Other critics are wise to at least one off-screen aspect of what Hitchcock is trying to do here: mix fiction and reality to fan the flames of suspicion that enemy agents were operating in America. No doubt this was a big part of the director’s thinking, but the hint is fairly self-evident – still not the hidden message. You see, no-one understood the power of suggestion better than Hitchcock or, indeed, could tap into the ultimate fear: that which comes when one’s own brain is left to fill in the gaps.

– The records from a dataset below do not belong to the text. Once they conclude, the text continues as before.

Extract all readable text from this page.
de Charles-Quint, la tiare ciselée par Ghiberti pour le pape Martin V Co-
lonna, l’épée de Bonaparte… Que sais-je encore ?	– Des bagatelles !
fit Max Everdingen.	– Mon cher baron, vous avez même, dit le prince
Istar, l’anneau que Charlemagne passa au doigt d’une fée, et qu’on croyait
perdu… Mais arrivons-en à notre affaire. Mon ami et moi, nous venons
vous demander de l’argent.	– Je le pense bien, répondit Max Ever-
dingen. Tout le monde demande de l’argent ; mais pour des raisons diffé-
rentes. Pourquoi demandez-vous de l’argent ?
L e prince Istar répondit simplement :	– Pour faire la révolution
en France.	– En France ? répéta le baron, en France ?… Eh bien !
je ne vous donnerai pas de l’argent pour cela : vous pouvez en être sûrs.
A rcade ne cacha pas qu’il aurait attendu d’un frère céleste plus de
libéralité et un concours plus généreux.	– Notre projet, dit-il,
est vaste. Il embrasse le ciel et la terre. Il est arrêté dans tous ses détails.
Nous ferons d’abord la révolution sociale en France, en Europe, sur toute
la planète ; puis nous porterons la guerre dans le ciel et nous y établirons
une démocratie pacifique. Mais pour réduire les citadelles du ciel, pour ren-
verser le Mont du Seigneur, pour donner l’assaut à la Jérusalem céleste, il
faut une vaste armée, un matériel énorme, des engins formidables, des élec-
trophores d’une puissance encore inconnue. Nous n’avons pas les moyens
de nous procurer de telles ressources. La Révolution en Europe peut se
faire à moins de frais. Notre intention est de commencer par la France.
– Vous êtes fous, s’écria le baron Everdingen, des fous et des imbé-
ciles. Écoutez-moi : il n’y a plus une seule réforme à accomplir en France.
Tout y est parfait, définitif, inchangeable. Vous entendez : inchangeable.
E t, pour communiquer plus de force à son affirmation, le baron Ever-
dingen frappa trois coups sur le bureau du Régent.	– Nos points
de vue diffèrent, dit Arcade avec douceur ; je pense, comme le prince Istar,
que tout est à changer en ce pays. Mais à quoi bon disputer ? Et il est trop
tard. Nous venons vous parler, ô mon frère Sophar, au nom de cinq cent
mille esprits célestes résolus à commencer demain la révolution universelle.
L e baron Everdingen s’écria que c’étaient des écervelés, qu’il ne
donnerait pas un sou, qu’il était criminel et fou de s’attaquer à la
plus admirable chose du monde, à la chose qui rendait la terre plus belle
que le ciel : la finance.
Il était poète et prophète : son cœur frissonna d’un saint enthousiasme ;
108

With that in mind, it is worth noting that while Saboteur was being filmed, American movie theatre audiences had been glued to a different type of drama – endless images of the aftermath of the attack on Pearl Harbor (December 7th 1941). Bent and broken US warships, listing, smoking, semi-submerged. Washington may have declared war on Japan, followed by Hitler declaring war on America, yet the battle for US public opinion was far from over. Polls still showed that support for war in the Pacific was consistently higher than the appetite for the “other” conflict – a return to the grim battlefields of Europe barely two decades since the Great War. And, as far as Alfred Hitchcock and his fellow Brits in the US were concerned, this second part was rather crucial.

In those seven seconds of the stricken SS Normandie, I believe Hitchcock was very knowingly tying the two conflicts together in the psyche of the American public. Not only that, he appears to have done so without anyone ever noticing. While the viewer’s conscious mind was watching a film about Nazis on US soil, their subconscious was experiencing Pearl Harbor flashbacks, this new big-screen nexus of the two creating a constant loop of thoughts:

Sunken warships… The Japanese… Sunken warships… The Nazis… Attacked over there… Attacked over here… Japan… Germany… The enemies… The ENEMY.

That’s the thing with Hitchcock at his best. It’s always in what isn’t said rather than what is. And, personally, I am convinced this is what that eerie, lingering camera shot was all about.

With appropriate wartime urgency, “Saboteur” premiered on April 22nd 1942, just two months after the sinking of the SS Normandie, and grossed $1.25 million at the US box office. As an interesting – and totally unrelated – aside, Norman Loyd, who played the Nazi agent, was still making films in 2015. He died recently aged 106.

(Addendum: I have just noticed that Wikipedia still erroneously states the sunken ship in the film was the one being targeted by Fry and that his mission was a success. Consider that Hitchcock once said: “If it is a good movie, the sound could go off, and the audience would still have a perfectly good idea of what is going on”. I do not believe he would have thrown his principles out of the window without a very good reason).